Il lancio del primo Quantum computer 

Il 23 settembre 2019, Google ha dichiarato di aver costruito il primo computer quantistico in grado di eseguire calcoli che superano la capacità di elaborazione dei super computer più potenti di oggi. Si è trattato di un momento molto atteso dalla comunità di ricercatori e tecnologi. 

Lo staff del “Financial Times” riferisce di aver letto un articolo di alcuni ricercatori di Google, pubblicato sul sito web della Nasa.

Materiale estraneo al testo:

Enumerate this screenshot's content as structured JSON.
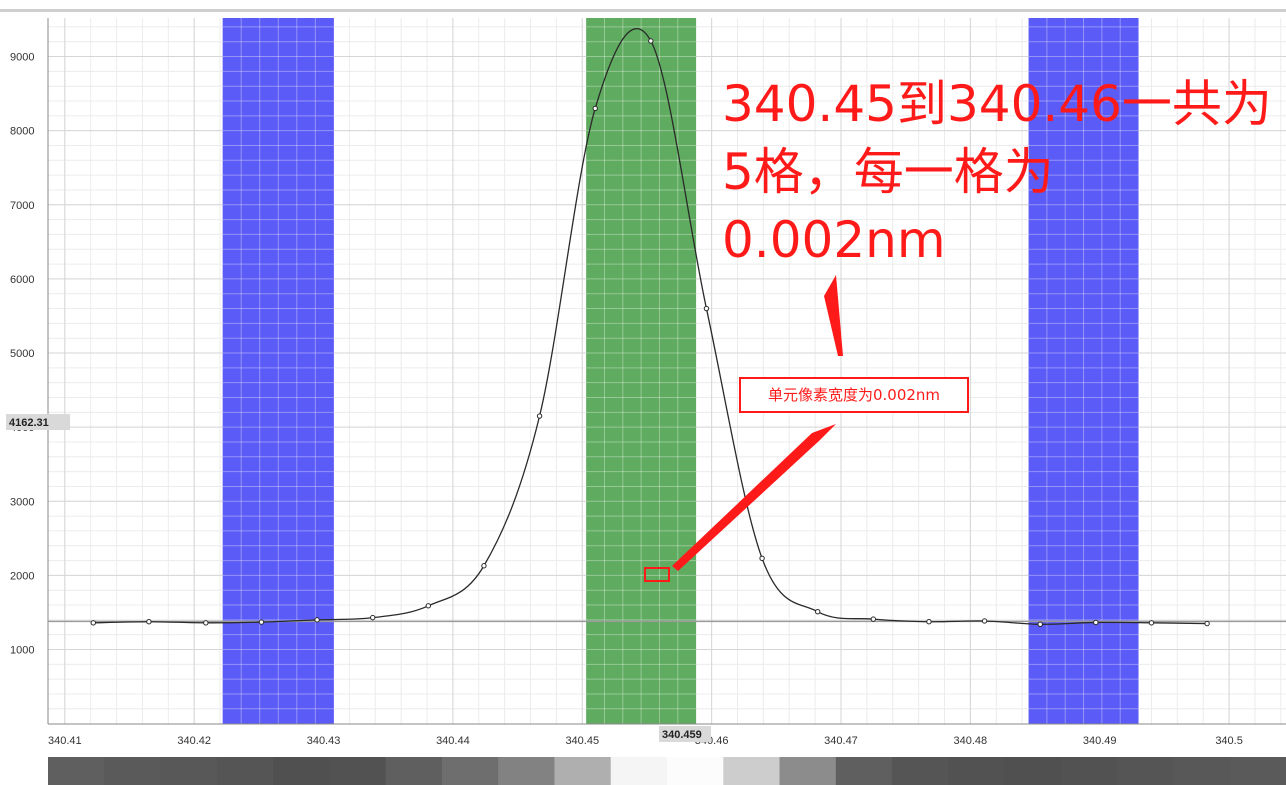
{
  "chart_data": {
    "type": "line",
    "x_ticks": [
      340.41,
      340.42,
      340.43,
      340.44,
      340.45,
      340.46,
      340.47,
      340.48,
      340.49,
      340.5
    ],
    "x_tick_labels": [
      "340.41",
      "340.42",
      "340.43",
      "340.44",
      "340.45",
      "340.46",
      "340.47",
      "340.48",
      "340.49",
      "340.5"
    ],
    "y_ticks": [
      1000,
      2000,
      3000,
      4000,
      5000,
      6000,
      7000,
      8000,
      9000
    ],
    "xlim": [
      340.4087,
      340.5044
    ],
    "ylim": [
      -5,
      9520
    ],
    "series": [
      {
        "values": [
          [
            340.4122,
            1360
          ],
          [
            340.4165,
            1375
          ],
          [
            340.4209,
            1360
          ],
          [
            340.4252,
            1370
          ],
          [
            340.4295,
            1400
          ],
          [
            340.4338,
            1430
          ],
          [
            340.4381,
            1590
          ],
          [
            340.4424,
            2130
          ],
          [
            340.4467,
            4150
          ],
          [
            340.451,
            8300
          ],
          [
            340.4553,
            9210
          ],
          [
            340.4596,
            5600
          ],
          [
            340.4639,
            2230
          ],
          [
            340.4682,
            1510
          ],
          [
            340.4725,
            1410
          ],
          [
            340.4768,
            1375
          ],
          [
            340.4811,
            1385
          ],
          [
            340.4854,
            1340
          ],
          [
            340.4897,
            1365
          ],
          [
            340.494,
            1360
          ],
          [
            340.4983,
            1350
          ]
        ]
      }
    ],
    "bands": [
      {
        "range": [
          340.4222,
          340.4308
        ],
        "color": "#5b5bf7"
      },
      {
        "range": [
          340.4503,
          340.4588
        ],
        "color": "#5fab5f"
      },
      {
        "range": [
          340.4845,
          340.493
        ],
        "color": "#5b5bf7"
      }
    ],
    "baseline_value": 1380,
    "x_cursor_label": "340.459",
    "y_cursor_label": "4162.31",
    "grid": true,
    "intensity_strip": [
      95,
      90,
      88,
      85,
      80,
      82,
      95,
      110,
      130,
      175,
      245,
      252,
      205,
      140,
      95,
      85,
      82,
      80,
      82,
      85,
      88,
      90
    ]
  },
  "annotations": {
    "big_note": "340.45到340.46一共为\n5格，每一格为\n0.002nm",
    "small_note": "单元像素宽度为0.002nm",
    "color": "#ff1a1a"
  }
}
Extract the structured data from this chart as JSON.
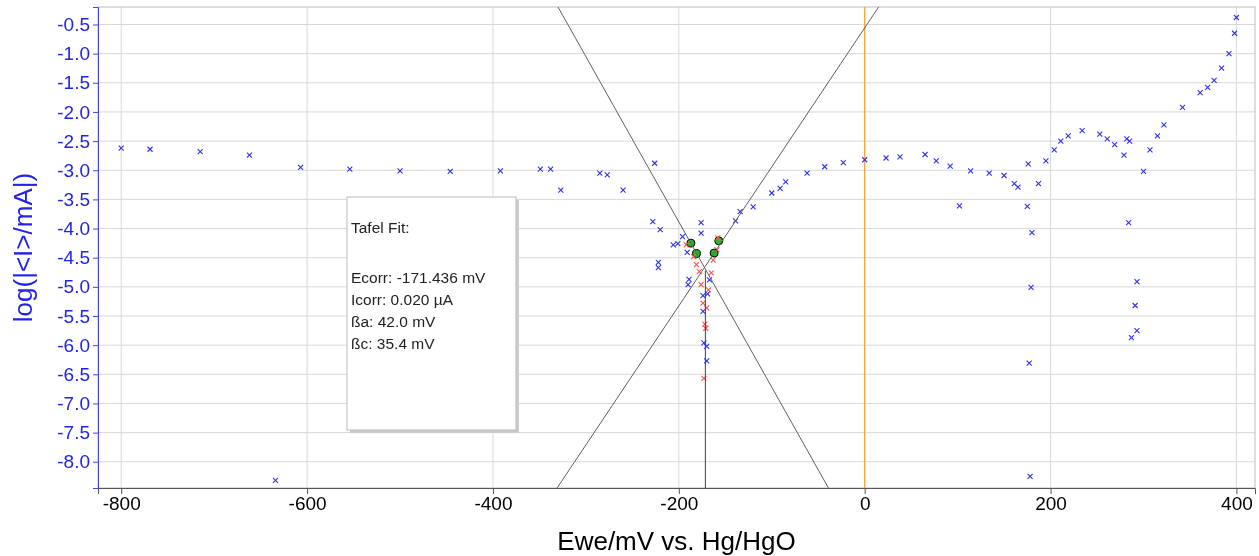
{
  "chart_data": {
    "type": "scatter",
    "xlabel": "Ewe/mV vs. Hg/HgO",
    "ylabel": "log(|<I>/mA|)",
    "xlim": [
      -825,
      420
    ],
    "ylim": [
      -8.45,
      -0.2
    ],
    "xticks": [
      -800,
      -600,
      -400,
      -200,
      0,
      200,
      400
    ],
    "yticks": [
      {
        "value": -0.5,
        "label": "-0.5"
      },
      {
        "value": -1,
        "label": "-1.0"
      },
      {
        "value": -1.5,
        "label": "-1.5"
      },
      {
        "value": -2,
        "label": "-2.0"
      },
      {
        "value": -2.5,
        "label": "-2.5"
      },
      {
        "value": -3,
        "label": "-3.0"
      },
      {
        "value": -3.5,
        "label": "-3.5"
      },
      {
        "value": -4,
        "label": "-4.0"
      },
      {
        "value": -4.5,
        "label": "-4.5"
      },
      {
        "value": -5,
        "label": "-5.0"
      },
      {
        "value": -5.5,
        "label": "-5.5"
      },
      {
        "value": -6,
        "label": "-6.0"
      },
      {
        "value": -6.5,
        "label": "-6.5"
      },
      {
        "value": -7,
        "label": "-7.0"
      },
      {
        "value": -7.5,
        "label": "-7.5"
      },
      {
        "value": -8,
        "label": "-8.0"
      }
    ],
    "grid": true,
    "series": [
      {
        "marker": "cross",
        "color": "#3030f0",
        "x": [
          -769,
          -662,
          -554,
          -446,
          -338,
          -139,
          -120,
          -100,
          -62,
          -23,
          23,
          77,
          134,
          161,
          195,
          211,
          261,
          315,
          342,
          369,
          384,
          -800,
          -715,
          -607,
          -500,
          -392,
          -349,
          -285,
          -277,
          -260,
          -228,
          -220,
          -206,
          -201,
          -196,
          -134,
          -91,
          -85,
          -43,
          0,
          38,
          65,
          92,
          114,
          150,
          165,
          175,
          187,
          204,
          219,
          234,
          253,
          269,
          279,
          300,
          307,
          322,
          361,
          376,
          392,
          398,
          400,
          -634,
          -327,
          -226,
          -222,
          -222,
          176,
          180,
          179,
          177,
          178,
          284,
          293,
          291,
          293,
          287,
          102,
          282,
          285,
          -176,
          -176,
          -191,
          -189,
          -190,
          -174,
          -174,
          -173,
          -170,
          -170,
          -169,
          -167
        ],
        "values": [
          -2.64,
          -2.74,
          -2.98,
          -3.02,
          -2.98,
          -3.87,
          -3.63,
          -3.39,
          -3.05,
          -2.87,
          -2.79,
          -2.84,
          -3.05,
          -3.23,
          -2.84,
          -2.5,
          -2.46,
          -2.41,
          -1.92,
          -1.58,
          -1.25,
          -2.62,
          -2.68,
          -2.95,
          -3.01,
          -3.01,
          -2.98,
          -3.05,
          -3.08,
          -3.34,
          -3.88,
          -4.02,
          -4.28,
          -4.26,
          -4.14,
          -3.71,
          -3.31,
          -3.2,
          -2.94,
          -2.82,
          -2.77,
          -2.73,
          -2.93,
          -3.01,
          -3.09,
          -3.29,
          -3.62,
          -3.23,
          -2.65,
          -2.41,
          -2.32,
          -2.38,
          -2.56,
          -2.74,
          -3.02,
          -2.65,
          -2.22,
          -1.67,
          -1.46,
          -1.0,
          -0.65,
          -0.38,
          -8.32,
          -3.34,
          -2.88,
          -4.58,
          -4.67,
          -2.89,
          -4.07,
          -5.01,
          -6.31,
          -8.25,
          -3.9,
          -4.91,
          -5.32,
          -5.75,
          -5.87,
          -3.61,
          -2.46,
          -2.5,
          -3.9,
          -4.08,
          -4.41,
          -4.87,
          -4.96,
          -5.15,
          -5.42,
          -5.96,
          -6.02,
          -6.27,
          -5.12,
          -4.88
        ]
      },
      {
        "marker": "circle",
        "color": "#22bb22",
        "x": [
          -187,
          -181,
          -162,
          -157
        ],
        "values": [
          -4.25,
          -4.43,
          -4.42,
          -4.21
        ]
      },
      {
        "marker": "cross",
        "color": "#ff5050",
        "x": [
          -192,
          -184,
          -181,
          -178,
          -176,
          -174,
          -172,
          -171,
          -173,
          -170,
          -168,
          -165,
          -163,
          -159,
          -158
        ],
        "values": [
          -4.28,
          -4.48,
          -4.62,
          -4.74,
          -4.96,
          -5.28,
          -5.64,
          -5.71,
          -6.57,
          -5.36,
          -5.05,
          -4.76,
          -4.54,
          -4.36,
          -4.16
        ]
      },
      {
        "type": "line",
        "marker": "none",
        "line_style": "solid",
        "color": "#606060",
        "x": [
          -331,
          15
        ],
        "values": [
          -8.45,
          -0.2
        ]
      },
      {
        "type": "line",
        "marker": "none",
        "line_style": "solid",
        "color": "#606060",
        "x": [
          -330,
          -39
        ],
        "values": [
          -0.2,
          -8.45
        ]
      },
      {
        "type": "line",
        "marker": "none",
        "line_style": "solid",
        "color": "#404040",
        "x": [
          -171.436,
          -171.436
        ],
        "values": [
          -4.72,
          -8.45
        ]
      }
    ],
    "ref_lines": [
      {
        "axis": "x",
        "value": 0,
        "color": "#ffa030"
      }
    ],
    "annotations": [
      "Tafel Fit:",
      "Ecorr: -171.436 mV",
      "Icorr: 0.020 µA",
      "ßa: 42.0 mV",
      "ßc: 35.4 mV"
    ]
  }
}
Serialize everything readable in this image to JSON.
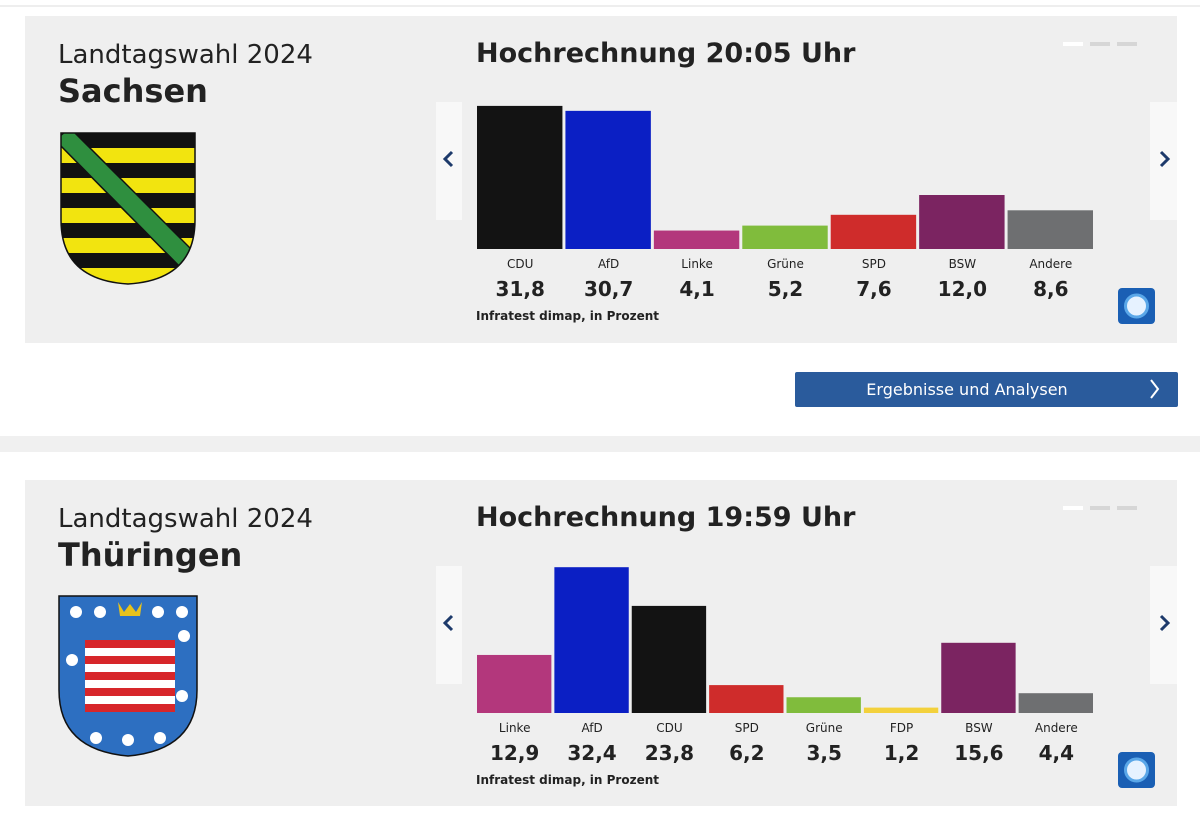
{
  "panels": [
    {
      "heading": "Landtagswahl 2024",
      "state": "Sachsen"
    },
    {
      "heading": "Landtagswahl 2024",
      "state": "Thüringen"
    }
  ],
  "button": "Ergebnisse und Analysen",
  "chart_data": [
    {
      "type": "bar",
      "title": "Hochrechnung 20:05 Uhr",
      "categories": [
        "CDU",
        "AfD",
        "Linke",
        "Grüne",
        "SPD",
        "BSW",
        "Andere"
      ],
      "values": [
        31.8,
        30.7,
        4.1,
        5.2,
        7.6,
        12.0,
        8.6
      ],
      "value_labels": [
        "31,8",
        "30,7",
        "4,1",
        "5,2",
        "7,6",
        "12,0",
        "8,6"
      ],
      "colors": [
        "#131313",
        "#0b1fc4",
        "#b3377c",
        "#80bc3c",
        "#cf2c2b",
        "#7b2461",
        "#6e6f71"
      ],
      "source": "Infratest dimap, in Prozent"
    },
    {
      "type": "bar",
      "title": "Hochrechnung 19:59 Uhr",
      "categories": [
        "Linke",
        "AfD",
        "CDU",
        "SPD",
        "Grüne",
        "FDP",
        "BSW",
        "Andere"
      ],
      "values": [
        12.9,
        32.4,
        23.8,
        6.2,
        3.5,
        1.2,
        15.6,
        4.4
      ],
      "value_labels": [
        "12,9",
        "32,4",
        "23,8",
        "6,2",
        "3,5",
        "1,2",
        "15,6",
        "4,4"
      ],
      "colors": [
        "#b3377c",
        "#0b1fc4",
        "#131313",
        "#cf2c2b",
        "#80bc3c",
        "#f3d13c",
        "#7b2461",
        "#6e6f71"
      ],
      "source": "Infratest dimap, in Prozent"
    }
  ]
}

L’articolo è stato prontamente rimosso. 

I ricercatori di Google affermavano che il loro processore quantico era in grado di eseguire un calcolo in 3 minuti e 20 secondi, quando Summit, il super computer più avanzato e potente di oggi, impiegherebbe circa 10.000 anni a fare la stessa operazione. 

Sempre secondo i ricercatori di Google si è raggiunta la “supremazia quantistica”: «Si tratta di un’incredibile accelerazione rispetto agli algoritmi classici. A nostra conoscenza, questo esperimento segna il primo calcolo eseguito da un processore quantico». 

Il sistema può eseguire soltanto un unico calcolo di tipo altamente tecnico. L’uso di macchine quantistiche per risolvere problemi più generali è lungi dal venire. Ma i ricercatori di Google sono convinti che si tratta di «una pietra miliare verso il calcolo quantistico su vasta scala». 

La potenza delle macchine quantistiche si espanderebbe a un “tasso esponenziale doppio” rispetto a quello postulato dalla Legge di Moore per i chip di silicio della prima era dell’informatica. 

Un rapporto di novembre 2018 del Boston Consulting Group affermava che il quantum computing «cambierà le regole del gioco in campi come la crittografia, la chimica, la scienza dei materiali, l’agricoltura e la farmaceutica. Per non parlare dell’intelligenza artificiale e dell’apprendimento automatico… logistica, produzione, finanza ed energia». 

Steve Brierley, fondatore di Riverlane, una start-up di software quantistici, ha commentato l’esperimento condotto da Google: «Si tratta davvero una pietra miliare significativa, è la prima volta che qualcuno ha dimostrato concretamente che i computer quantistici sono di un’altra classe rispetto ai computer tradizionali. È un risultato straordinario.»